TCC chez l’enfant et l’adolescent : Beaucoup des techniques cognitivo-comportementales développées et utilisées chez l’adulte ont été également appliquées à l’enfant et/ou l’adolescent. Dans le meilleur des cas, ces techniques ont été adaptées pour tenir compte des particularités développementales liées à l’âge, et parfois des manuels spécifiques destinés aux enfants ou adolescents ont été publiés. Dans d’autres cas, les traitements sont utilisés tels quels, ou seulement modifiés à la discrétion du thérapeute. Malheureusement, certaines études sur l’efficacité de la TCC chez l’enfant ou l’adolescent ne précisent pas comment et dans quelle mesure des traitements initialement destinés à l’adulte ont été modifiés en fonction de l’âge des sujets traités. D’autres techniques cognitivo-comportementales ont été développées directement pour l’enfant ou l’adolescent, et dans des indications spécifiques à cette tranche d’âge.
En conclusion, les TCC représentent l’application de la psychologie scientifique à la résolution des problèmes cliniques.
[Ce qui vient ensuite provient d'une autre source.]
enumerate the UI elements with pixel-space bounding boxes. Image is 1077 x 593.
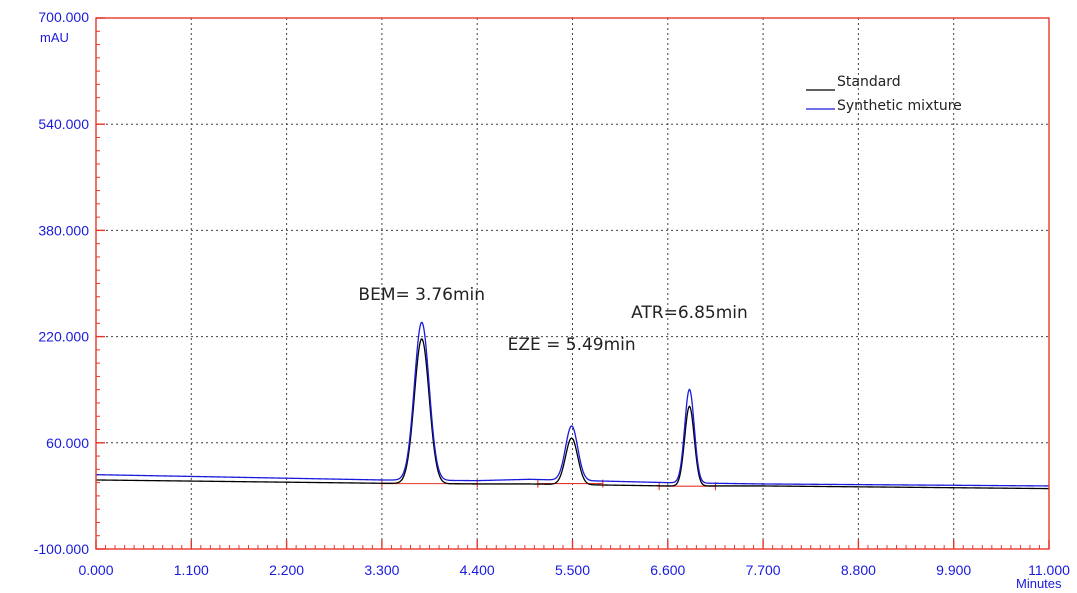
x-tick-label: 4.400	[460, 562, 495, 578]
x-tick-label: 6.600	[650, 562, 685, 578]
y-axis-labels: 700.000 540.000 380.000 220.000 60.000 -100.0…	[34, 9, 89, 557]
peak-annotation: ATR=6.85min	[631, 303, 748, 323]
x-tick-label: 7.700	[746, 562, 781, 578]
x-tick-label: 1.100	[174, 562, 209, 578]
legend-label-synthetic: Synthetic mixture	[837, 98, 962, 114]
x-tick-label: 8.800	[841, 562, 876, 578]
x-tick-label: 5.500	[555, 562, 590, 578]
plot-frame	[95, 17, 1050, 550]
series-line-standard	[95, 338, 1050, 490]
grid	[96, 18, 1049, 549]
x-tick-label: 3.300	[364, 562, 399, 578]
peak-annotation: EZE = 5.49min	[508, 335, 636, 355]
y-tick-label: 60.000	[46, 435, 89, 451]
x-unit-label: Minutes	[1016, 576, 1062, 591]
x-tick-label: 2.200	[269, 562, 304, 578]
y-tick-label: 220.000	[38, 329, 89, 345]
series-line-synthetic-mixture	[95, 321, 1049, 487]
x-tick-label: 11.000	[1028, 562, 1070, 578]
x-tick-label: 0.000	[78, 562, 113, 578]
series-lines	[95, 321, 1050, 490]
y-unit-label: mAU	[40, 30, 69, 45]
legend-label-standard: Standard	[837, 74, 901, 90]
x-axis-labels: 0.000 1.100 2.200 3.300 4.400 5.500 6.600 7.700…	[78, 562, 1070, 578]
y-tick-label: 380.000	[38, 222, 89, 238]
peak-annotations: BEM= 3.76min EZE = 5.49min ATR=6.85min	[358, 285, 747, 355]
peak-annotation: BEM= 3.76min	[358, 285, 485, 305]
y-tick-label: -100.000	[34, 541, 89, 557]
y-tick-label: 540.000	[38, 116, 89, 132]
x-tick-label: 9.900	[936, 562, 971, 578]
legend: Standard Synthetic mixture	[806, 74, 962, 114]
y-tick-label: 700.000	[38, 9, 89, 25]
Comme pour toute thérapie, elles prennent place dans un contrat de soins et à travers une relation thérapeutique, qui présente la caractéristique d’être une relation de collaboration empirique. Le fait que les TCC aient, dès leurs débuts, mis l’accent sur la validation scientifique des pratiques a permis le développement d’une culture de l’évaluation et la recherche des preuves d’efficacité. Ceci explique le nombre important des recherches contrôlées dans tous les domaines de la psychopathologie qui ont été conduites des années 1960 à nos jours sur l’efficacité et le processus des TCC.
BIBLIOGRAPHIE
COTTRAUX J. Les thérapies comportementales et cognitives. Masson, troisième édition, Paris 1998
COTTRAUX J. Les thérapies cognitives. Retz, deuxième édition, Paris 2001
COTTRAUX J, BLACKBURN IM. Thérapies cognitives des troubles de la personnalité. Masson, troisième édition, Paris 2001
JANET P. L’automatisme psychologique. 1889, Rééd. Odile Jacob, Paris 1999
PAVLOV I. Réflexes conditionnels et inhibition. Gonthier, Paris, 1963
ROGNANT J. La thérapeutique de déconditionnement dans les névroses. Masson, Paris 1970
SKINNER BF. L’analyse expérimentale du comportement. Dessart, Bruxelles 1971
WOLPE J. La pratique de la thérapie comportementale. Traduction de J. Rognant, Masson, Paris 1975.